Глаза Игнатьева округлились, он быстрее заработал ложкой.
- Хлеб не забудьте, - улыбнулся Уманский.
- Да… - Игнатьев с едва уловимой досадой посмотрел на ломоть чёрного хлеба.
«А ведь уже привык к хорошему хлебу, белому!» - усмехнулся про себя Уманский.
Игнатьев откусил от ломтя, и брови его поехали вверх:
- Теперь я понимаю, почему ребята твою повариху любят. Стряпает она, надо признаться, очень хорошо.
- И не только за это, - мягко поправил его Уманский. — Антонина Васильевна очень добрый и светлый человек.
- Ну, это не аргумент! — скептически сказал Игнатьев. — Они и про Гордеева то же самое скажут.
Уманский не ответил.
Некоторое время они молча работали ложками.
- Ах, хороши щи! — наконец сказал Игнатьев, отодвигая от себя миску. — Так вот, про Гордеева. Дети его любят, и это большая беда, потому что они пропитываются его духом.
- Что же в этом плохого? — Уманский подцепил с расписного деревянного блюда большой кусок жареного сазана.
- В том, что дух у него не тот. Христианский в нём дух. А мы должны вырастить новых людей, понимаешь? Людей, которые будут сильны не надеждой на мифическое Царство Небесное, не упованием на кого-то, кого они не видели и никогда не увидят, а уверенностью, что они сами сильны построить справедливое государство здесь, на земле. Убери у христиан эту так называемую опору, и они сдуются, ослабеют и проиграют. Нам нужны люди, которые будут сильны сами по себе, изнутри, своею собственной силой! Вот это будет настоящая сила. Они должны надеяться на свой ум, на свои знания, на настоящее братство между людьми.
«А потом приходит старость и лишает человека разума, знаний, близких людей», - подумал Уманский, но вслух сказал лишь:
- Есть ли у людей такая собственная сила? Вот в чём вопрос.
- Есть, не сомневайся. И нам нужно эту силу в людях пробудить. Нам нужно сделать из них героев. Вот смотри — с Гордеевым сейчас пашет Фома Ветров. Что ты о нём знаешь?
- Обычный беспризорник. Мастерски вскрывал замки.

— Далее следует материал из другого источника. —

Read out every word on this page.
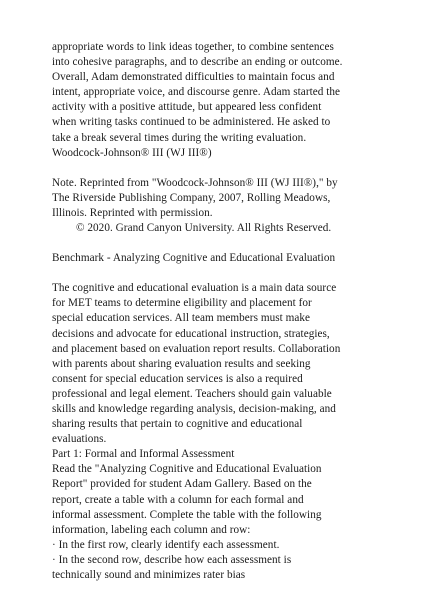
appropriate words to link ideas together, to combine sentences
into cohesive paragraphs, and to describe an ending or outcome.
Overall, Adam demonstrated difficulties to maintain focus and
intent, appropriate voice, and discourse genre. Adam started the
activity with a positive attitude, but appeared less confident
when writing tasks continued to be administered. He asked to
take a break several times during the writing evaluation.
Woodcock-Johnson® III (WJ III®)
Note. Reprinted from "Woodcock-Johnson® III (WJ III®)," by
The Riverside Publishing Company, 2007, Rolling Meadows,
Illinois. Reprinted with permission.
© 2020. Grand Canyon University. All Rights Reserved.
Benchmark - Analyzing Cognitive and Educational Evaluation
The cognitive and educational evaluation is a main data source
for MET teams to determine eligibility and placement for
special education services. All team members must make
decisions and advocate for educational instruction, strategies,
and placement based on evaluation report results. Collaboration
with parents about sharing evaluation results and seeking
consent for special education services is also a required
professional and legal element. Teachers should gain valuable
skills and knowledge regarding analysis, decision-making, and
sharing results that pertain to cognitive and educational
evaluations.
Part 1: Formal and Informal Assessment
Read the "Analyzing Cognitive and Educational Evaluation
Report" provided for student Adam Gallery. Based on the
report, create a table with a column for each formal and
informal assessment. Complete the table with the following
information, labeling each column and row:
· In the first row, clearly identify each assessment.
· In the second row, describe how each assessment is
technically sound and minimizes rater bias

- Вот! Ты помнишь его проступки, но не хочешь видеть его будущего. А у него ум технический. Знаешь, какие у него иногда вопросы бывают? К примеру, почему рельсы от холода становятся меньше, а вода от такого же холода замерзает и становится больше? А мне что ответить ему? Я гимназиев не кончал, у меня нет в голове объяснения этому. Ты понимаешь? Вот если бы ему дать нужные знания и нужное воспитание, то из него бы вышел инженер, изобретатель, человек, смело идущий по жизни, преображающий её на благо другим людям! А он с Гордеевым разговаривает!

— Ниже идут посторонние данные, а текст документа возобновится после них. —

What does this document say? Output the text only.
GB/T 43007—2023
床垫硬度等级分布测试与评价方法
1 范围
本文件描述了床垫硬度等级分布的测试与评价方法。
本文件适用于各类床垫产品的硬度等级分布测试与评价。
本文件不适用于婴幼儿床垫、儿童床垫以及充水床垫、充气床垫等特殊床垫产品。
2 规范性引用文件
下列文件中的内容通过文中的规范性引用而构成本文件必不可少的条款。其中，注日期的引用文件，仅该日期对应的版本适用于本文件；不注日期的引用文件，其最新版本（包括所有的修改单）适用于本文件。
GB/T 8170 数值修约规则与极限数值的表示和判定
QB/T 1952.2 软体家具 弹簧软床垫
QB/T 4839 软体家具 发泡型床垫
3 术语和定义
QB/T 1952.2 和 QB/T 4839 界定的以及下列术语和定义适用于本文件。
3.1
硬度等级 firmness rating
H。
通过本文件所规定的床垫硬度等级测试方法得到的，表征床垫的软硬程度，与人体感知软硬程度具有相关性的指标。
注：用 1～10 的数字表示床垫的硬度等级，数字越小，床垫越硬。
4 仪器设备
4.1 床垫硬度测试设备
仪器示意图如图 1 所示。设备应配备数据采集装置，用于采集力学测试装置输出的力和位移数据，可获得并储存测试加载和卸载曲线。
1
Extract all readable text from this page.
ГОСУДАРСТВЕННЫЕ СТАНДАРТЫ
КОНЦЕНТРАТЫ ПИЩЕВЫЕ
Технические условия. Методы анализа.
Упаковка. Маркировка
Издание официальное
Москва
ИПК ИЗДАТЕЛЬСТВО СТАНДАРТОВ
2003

- Да что же, от этого у него технический ум пропадёт, что ли?!
- Нет. Смелость. Как бы тебе объяснить… Бунтарство, что ли… Я тебе про себя скажу. Знаешь, товарищ Уманский, я давно бы нашёл повод, чтобы ликвидировать этого Фрола.

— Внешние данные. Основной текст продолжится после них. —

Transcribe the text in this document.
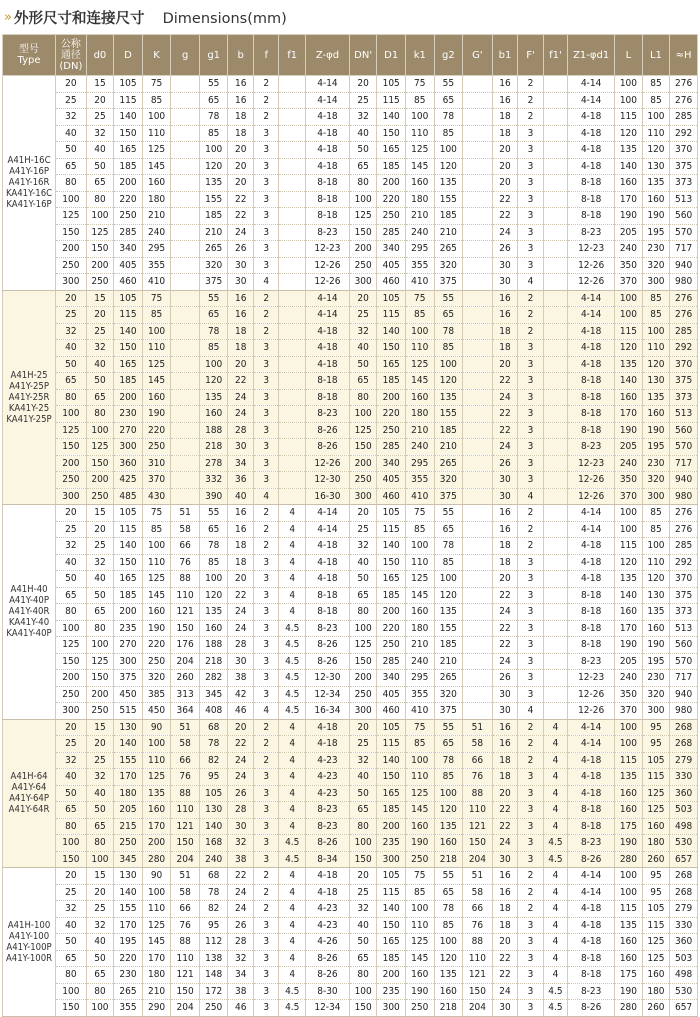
» 外形尺寸和连接尺寸 Dimensions(mm)
型号
Type	公称
通径
(DN)	d0	D	K	g	g1	b	f	f1	Z-φd	DN'	D1	k1	g2	G'	b1	F'	f1'	Z1-φd1	L	L1	≈H

A41H-16C
A41Y-16P
A41Y-16R
KA41Y-16C
KA41Y-16P	20	15	105	75		55	16	2		4-14	20	105	75	55		16	2		4-14	100	85	276
	25	20	115	85		65	16	2		4-14	25	115	85	65		16	2		4-14	100	85	276
	32	25	140	100		78	18	2		4-18	32	140	100	78		18	2		4-18	115	100	285
	40	32	150	110		85	18	3		4-18	40	150	110	85		18	3		4-18	120	110	292
	50	40	165	125		100	20	3		4-18	50	165	125	100		20	3		4-18	135	120	370
	65	50	185	145		120	20	3		4-18	65	185	145	120		20	3		4-18	140	130	375
	80	65	200	160		135	20	3		8-18	80	200	160	135		20	3		8-18	160	135	373
	100	80	220	180		155	22	3		8-18	100	220	180	155		22	3		8-18	170	160	513
	125	100	250	210		185	22	3		8-18	125	250	210	185		22	3		8-18	190	190	560
	150	125	285	240		210	24	3		8-23	150	285	240	210		24	3		8-23	205	195	570
	200	150	340	295		265	26	3		12-23	200	340	295	265		26	3		12-23	240	230	717
	250	200	405	355		320	30	3		12-26	250	405	355	320		30	3		12-26	350	320	940
	300	250	460	410		375	30	4		12-26	300	460	410	375		30	4		12-26	370	300	980

A41H-25
A41Y-25P
A41Y-25R
KA41Y-25
KA41Y-25P	20	15	105	75		55	16	2		4-14	20	105	75	55		16	2		4-14	100	85	276
	25	20	115	85		65	16	2		4-14	25	115	85	65		16	2		4-14	100	85	276
	32	25	140	100		78	18	2		4-18	32	140	100	78		18	2		4-18	115	100	285
	40	32	150	110		85	18	3		4-18	40	150	110	85		18	3		4-18	120	110	292
	50	40	165	125		100	20	3		4-18	50	165	125	100		20	3		4-18	135	120	370
	65	50	185	145		120	22	3		8-18	65	185	145	120		22	3		8-18	140	130	375
	80	65	200	160		135	24	3		8-18	80	200	160	135		24	3		8-18	160	135	373
	100	80	230	190		160	24	3		8-23	100	220	180	155		22	3		8-18	170	160	513
	125	100	270	220		188	28	3		8-26	125	250	210	185		22	3		8-18	190	190	560
	150	125	300	250		218	30	3		8-26	150	285	240	210		24	3		8-23	205	195	570
	200	150	360	310		278	34	3		12-26	200	340	295	265		26	3		12-23	240	230	717
	250	200	425	370		332	36	3		12-30	250	405	355	320		30	3		12-26	350	320	940
	300	250	485	430		390	40	4		16-30	300	460	410	375		30	4		12-26	370	300	980

A41H-40
A41Y-40P
A41Y-40R
KA41Y-40
KA41Y-40P	20	15	105	75	51	55	16	2	4	4-14	20	105	75	55		16	2		4-14	100	85	276
	25	20	115	85	58	65	16	2	4	4-14	25	115	85	65		16	2		4-14	100	85	276
	32	25	140	100	66	78	18	2	4	4-18	32	140	100	78		18	2		4-18	115	100	285
	40	32	150	110	76	85	18	3	4	4-18	40	150	110	85		18	3		4-18	120	110	292
	50	40	165	125	88	100	20	3	4	4-18	50	165	125	100		20	3		4-18	135	120	370
	65	50	185	145	110	120	22	3	4	8-18	65	185	145	120		22	3		8-18	140	130	375
	80	65	200	160	121	135	24	3	4	8-18	80	200	160	135		24	3		8-18	160	135	373
	100	80	235	190	150	160	24	3	4.5	8-23	100	220	180	155		22	3		8-18	170	160	513
	125	100	270	220	176	188	28	3	4.5	8-26	125	250	210	185		22	3		8-18	190	190	560
	150	125	300	250	204	218	30	3	4.5	8-26	150	285	240	210		24	3		8-23	205	195	570
	200	150	375	320	260	282	38	3	4.5	12-30	200	340	295	265		26	3		12-23	240	230	717
	250	200	450	385	313	345	42	3	4.5	12-34	250	405	355	320		30	3		12-26	350	320	940
	300	250	515	450	364	408	46	4	4.5	16-34	300	460	410	375		30	4		12-26	370	300	980

A41H-64
A41Y-64
A41Y-64P
A41Y-64R	20	15	130	90	51	68	20	2	4	4-18	20	105	75	55	51	16	2	4	4-14	100	95	268
	25	20	140	100	58	78	22	2	4	4-18	25	115	85	65	58	16	2	4	4-14	100	95	268
	32	25	155	110	66	82	24	2	4	4-23	32	140	100	78	66	18	2	4	4-18	115	105	279
	40	32	170	125	76	95	24	3	4	4-23	40	150	110	85	76	18	3	4	4-18	135	115	330
	50	40	180	135	88	105	26	3	4	4-23	50	165	125	100	88	20	3	4	4-18	160	125	360
	65	50	205	160	110	130	28	3	4	8-23	65	185	145	120	110	22	3	4	8-18	160	125	503
	80	65	215	170	121	140	30	3	4	8-23	80	200	160	135	121	22	3	4	8-18	175	160	498
	100	80	250	200	150	168	32	3	4.5	8-26	100	235	190	160	150	24	3	4.5	8-23	190	180	530
	150	100	345	280	204	240	38	3	4.5	8-34	150	300	250	218	204	30	3	4.5	8-26	280	260	657

A41H-100
A41Y-100
A41Y-100P
A41Y-100R	20	15	130	90	51	68	22	2	4	4-18	20	105	75	55	51	16	2	4	4-14	100	95	268
	25	20	140	100	58	78	24	2	4	4-18	25	115	85	65	58	16	2	4	4-14	100	95	268
	32	25	155	110	66	82	24	2	4	4-23	32	140	100	78	66	18	2	4	4-18	115	105	279
	40	32	170	125	76	95	26	3	4	4-23	40	150	110	85	76	18	3	4	4-18	135	115	330
	50	40	195	145	88	112	28	3	4	4-26	50	165	125	100	88	20	3	4	4-18	160	125	360
	65	50	220	170	110	138	32	3	4	8-26	65	185	145	120	110	22	3	4	8-18	160	125	503
	80	65	230	180	121	148	34	3	4	8-26	80	200	160	135	121	22	3	4	8-18	175	160	498
	100	80	265	210	150	172	38	3	4.5	8-30	100	235	190	160	150	24	3	4.5	8-23	190	180	530
	150	100	355	290	204	250	46	3	4.5	12-34	150	300	250	218	204	30	3	4.5	8-26	280	260	657
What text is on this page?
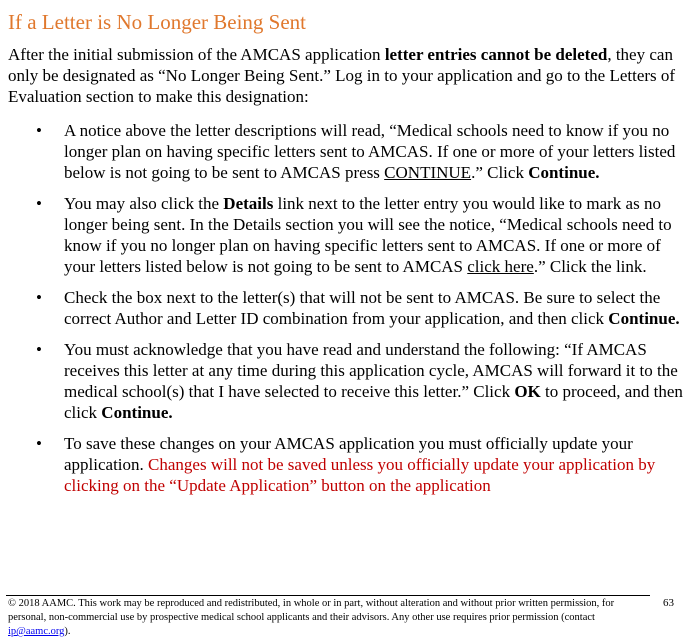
If a Letter is No Longer Being Sent

After the initial submission of the AMCAS application letter entries cannot be deleted, they can only be designated as “No Longer Being Sent.” Log in to your application and go to the Letters of Evaluation section to make this designation:

• A notice above the letter descriptions will read, “Medical schools need to know if you no longer plan on having specific letters sent to AMCAS. If one or more of your letters listed below is not going to be sent to AMCAS press CONTINUE.” Click Continue.
• You may also click the Details link next to the letter entry you would like to mark as no longer being sent. In the Details section you will see the notice, “Medical schools need to know if you no longer plan on having specific letters sent to AMCAS. If one or more of your letters listed below is not going to be sent to AMCAS click here.” Click the link.
• Check the box next to the letter(s) that will not be sent to AMCAS. Be sure to select the correct Author and Letter ID combination from your application, and then click Continue.
• You must acknowledge that you have read and understand the following: “If AMCAS receives this letter at any time during this application cycle, AMCAS will forward it to the medical school(s) that I have selected to receive this letter.” Click OK to proceed, and then click Continue.
• To save these changes on your AMCAS application you must officially update your application. Changes will not be saved unless you officially update your application by clicking on the “Update Application” button on the application

© 2018 AAMC. This work may be reproduced and redistributed, in whole or in part, without alteration and without prior written permission, for personal, non-commercial use by prospective medical school applicants and their advisors. Any other use requires prior permission (contact ip@aamc.org).

63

- Ликвидировать?! — поразился Уманский.
- Таких надо безжалостно ликвидировать. Вырывать, к сорную траву из земли. Но я… я не могу. Ч@рт знает что… Не могу. Мне рядом с ним… спокойно. Понимаешь… Я ведь сын батраков. Родители мои каждый день ходили работать к вот такому же Гордееву, горбатились от зари до зари за копейку. А меня отводили к старой бабиньке. У неё домишко с земляным полом, в сенцах куры. Помню, дверь низенькая открыта на улицу… в избушке прохладно, пахнет землей, и мукой, и старой сбруей, и ладаном, муха где-то у оконца жужжит… А на улице жара, марево, куры кудахчут… плавится всё от зноя. И такой покой на душе! Такая дремота блаженная! Так вот, когда Гордеев рядом, на меня нападает такое же чувство покоя, как тогда. И это лишает меня всякого желания воевать с ним.
- Возможно, это чувство появляется не только у вас, - тихо сказал Уманский, вспомнив похорошевшую и посвежевшую Марью Георгиевну.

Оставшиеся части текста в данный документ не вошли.